Il debito pubblico e la visione di obiettivi condivisi e condivisibili

«Oggi l’Italia appare un Paese senza classe dirigente, senza persone che per il ruolo politico, imprenditoriale, di cultura, sappiano offrire alla Nazione una visione, degli obiettivi condivisi e condivisibili». Edoardo Patriarca, segretario del Comitato Organizzatore della 46a Settimana Sociale di Reggio Calabria.

Il debito pubblico unisce fra di loro le generazioni che si susseguono in questa nazione, nel senso che sarà quella successiva a pagare il debito pubblico di quella precedente (nessuna possibilità di “pranzi gratis”, assicura una nota teoria economica). Per questo motivo il ricorso al credito del Settore Pubblico è un fatto di grande valenza etica: indebitare il Paese, se fatto in favore della nostra generazione ed in danno di quelle successive, non è il modo migliore di dimostrare affetto verso i nipoti ed i pro-nipoti che verranno.

Nella sostanza il problema è quello di alimentare nelle sue spese la macchina pubblica quando il prelievo fiscale è insufficiente. Il ricorso al credito consente di farlo, ma aggrava i conti pubblici dei relativi interessi e, comunque, il capitale ottenuto dovrà essere regolarmente restituito. O almeno così dovrebbe essere; tranne che per l’esponente politico di “Futuro e Libertà” Benedetto Della Vedova, il quale, nel corso di una nota trasmissione televisiva, ha recentemente indicato per il nostro Paese un futuro simil-argentino. Si tratterebbe di rendere disponibili risorse per il settore pubblico, tante e con immediatezza, semplicemente non restituendo ai risparmiatori-investitori il loro denaro. Insomma, ce ne sarebbero di “pranzi gratis” con questo sistema! Dimostrando altresì l’aleatorietà di talune teorie economiche come quella sui “pranzi gratis”, che hanno il difetto di dire la verità e, come ci ha insegnato Luigi Pirandello nel suo Il berretto a sonagli, “Vai in giro a dire la verità, e vedrai che tutti ti diranno che sei pazzo !”

Ovviamente una simile ipotesi non potrebbe non far nascere un dubbio fra gli investitori futuri, italiani e stranieri; e gli investitori son soliti avvicinarsi con le gambe di tartaruga, ma scappare con le gambe di lepre. Insomma, guardando le prossime aste del Tesoro e parafrasando il titolo di un noto saggio, “Noi, speriamo che ce la caviamo”.

Un’altra via per placare la fame di denaro del Pubblico Settore è quella di ricorrere alla tassazione.
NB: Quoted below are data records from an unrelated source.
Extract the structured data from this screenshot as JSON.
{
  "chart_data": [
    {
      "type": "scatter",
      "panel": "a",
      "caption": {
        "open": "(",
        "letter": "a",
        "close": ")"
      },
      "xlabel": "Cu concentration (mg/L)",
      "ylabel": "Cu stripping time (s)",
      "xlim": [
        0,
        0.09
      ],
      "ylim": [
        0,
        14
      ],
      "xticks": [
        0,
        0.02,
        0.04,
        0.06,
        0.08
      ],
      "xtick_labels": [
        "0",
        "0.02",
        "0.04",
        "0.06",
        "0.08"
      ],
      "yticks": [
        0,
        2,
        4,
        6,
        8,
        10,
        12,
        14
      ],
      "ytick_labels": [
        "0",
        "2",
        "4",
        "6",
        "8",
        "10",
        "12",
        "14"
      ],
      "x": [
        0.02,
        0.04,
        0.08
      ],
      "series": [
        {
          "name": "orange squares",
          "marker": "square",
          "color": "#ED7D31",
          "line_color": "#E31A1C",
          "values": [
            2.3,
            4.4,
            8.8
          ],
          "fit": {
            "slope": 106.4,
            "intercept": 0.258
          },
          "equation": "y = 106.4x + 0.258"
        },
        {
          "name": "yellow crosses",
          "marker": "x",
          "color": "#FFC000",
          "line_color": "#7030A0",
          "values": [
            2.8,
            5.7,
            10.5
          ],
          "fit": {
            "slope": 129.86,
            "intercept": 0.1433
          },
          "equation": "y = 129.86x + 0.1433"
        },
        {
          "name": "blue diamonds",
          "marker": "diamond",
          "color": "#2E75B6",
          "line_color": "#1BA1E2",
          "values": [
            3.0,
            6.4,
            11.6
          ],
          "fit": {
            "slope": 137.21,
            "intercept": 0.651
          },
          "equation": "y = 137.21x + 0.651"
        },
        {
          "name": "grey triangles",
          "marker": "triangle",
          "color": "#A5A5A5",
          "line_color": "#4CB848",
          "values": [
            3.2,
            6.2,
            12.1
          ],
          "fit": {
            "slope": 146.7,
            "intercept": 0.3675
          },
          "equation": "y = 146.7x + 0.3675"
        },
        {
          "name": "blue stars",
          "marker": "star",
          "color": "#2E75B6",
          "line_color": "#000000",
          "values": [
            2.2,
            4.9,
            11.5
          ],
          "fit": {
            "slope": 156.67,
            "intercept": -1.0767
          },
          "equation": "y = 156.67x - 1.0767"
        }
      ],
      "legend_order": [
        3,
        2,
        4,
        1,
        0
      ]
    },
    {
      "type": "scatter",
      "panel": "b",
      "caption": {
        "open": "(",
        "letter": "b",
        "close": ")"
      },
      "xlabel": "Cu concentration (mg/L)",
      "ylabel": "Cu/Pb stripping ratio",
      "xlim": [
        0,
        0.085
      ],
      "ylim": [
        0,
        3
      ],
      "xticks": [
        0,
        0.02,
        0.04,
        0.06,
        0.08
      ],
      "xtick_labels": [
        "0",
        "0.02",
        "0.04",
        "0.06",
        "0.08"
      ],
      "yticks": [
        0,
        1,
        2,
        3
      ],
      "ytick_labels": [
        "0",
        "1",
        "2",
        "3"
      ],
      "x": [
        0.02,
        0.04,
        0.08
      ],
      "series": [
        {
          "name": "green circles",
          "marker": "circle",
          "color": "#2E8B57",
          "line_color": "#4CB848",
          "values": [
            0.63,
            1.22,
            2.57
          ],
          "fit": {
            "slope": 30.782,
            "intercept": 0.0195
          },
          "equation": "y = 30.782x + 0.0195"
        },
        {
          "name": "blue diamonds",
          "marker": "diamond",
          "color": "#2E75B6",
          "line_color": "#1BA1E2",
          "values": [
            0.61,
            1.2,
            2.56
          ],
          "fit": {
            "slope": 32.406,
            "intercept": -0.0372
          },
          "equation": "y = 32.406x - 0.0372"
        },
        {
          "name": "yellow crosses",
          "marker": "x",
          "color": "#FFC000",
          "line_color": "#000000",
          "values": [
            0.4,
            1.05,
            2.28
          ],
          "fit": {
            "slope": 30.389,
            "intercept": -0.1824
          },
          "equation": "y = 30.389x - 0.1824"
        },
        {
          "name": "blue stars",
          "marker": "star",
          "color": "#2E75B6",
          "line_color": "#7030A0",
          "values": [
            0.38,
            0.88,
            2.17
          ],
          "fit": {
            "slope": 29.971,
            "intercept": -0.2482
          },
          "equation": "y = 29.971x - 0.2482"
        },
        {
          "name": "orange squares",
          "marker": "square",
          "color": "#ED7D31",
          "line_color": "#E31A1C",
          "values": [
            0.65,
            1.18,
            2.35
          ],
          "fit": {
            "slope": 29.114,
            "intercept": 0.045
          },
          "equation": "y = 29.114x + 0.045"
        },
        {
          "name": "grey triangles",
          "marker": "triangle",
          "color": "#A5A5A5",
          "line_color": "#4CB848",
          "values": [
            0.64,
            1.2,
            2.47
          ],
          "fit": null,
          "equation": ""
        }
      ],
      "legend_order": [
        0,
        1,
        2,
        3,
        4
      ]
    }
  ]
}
Questo è proprio quello che ha fatto il precedente Governo di sinistra, sotto la guida del duo Visco/Padoa Schioppa, eliminando l’esenzione IRPEF per i redditi minimi, introdotta proprio dal precedente Governo Berlusconi (che si è ben guardato dal reinserirla una volta ritornato al potere). L’iniziativa, dolorosa per i settori più bisognosi di aiuto della popolazione, appare oggi diametralmente opposta a quella adottata negli Stati Uniti per l’attuazione della riforma sanitaria: l’amministrazione Obama i soldi è andata a cercarseli tra i contribuenti americani più ricchi, e non tra quelli più poveri. Forse i termini “destra” e “sinistra” hanno significato diverso passando da una sponda all’altra dell’Atlantico?

La terza via è costituita dall’adozione di provvedimenti incisivi nel ridurre al spesa pubblica, ad esempio abolendo le Province, riducendo l’enorme costo della politica, abbattendo i lauti stipendi dei “nuovi mandarini” statali e locali, eliminando gli sprechi fatti di dipendenti pubblici che non svolgono una gran mole di lavoro, di consulenti di tutti i tipi, di auto blu e quant’altro. Ma questa via, solitamente, scatena reazioni di gran vigore ad opera di soggetti che, da decenni in taluni casi, se ne servono per coniugare il pranzo con la cena, ivi compreso dolce, caffè ed ammazza-caffè.

Che abbia ragione Edo Patriarca nel dire quello che questo Paese non ha classe dirigente?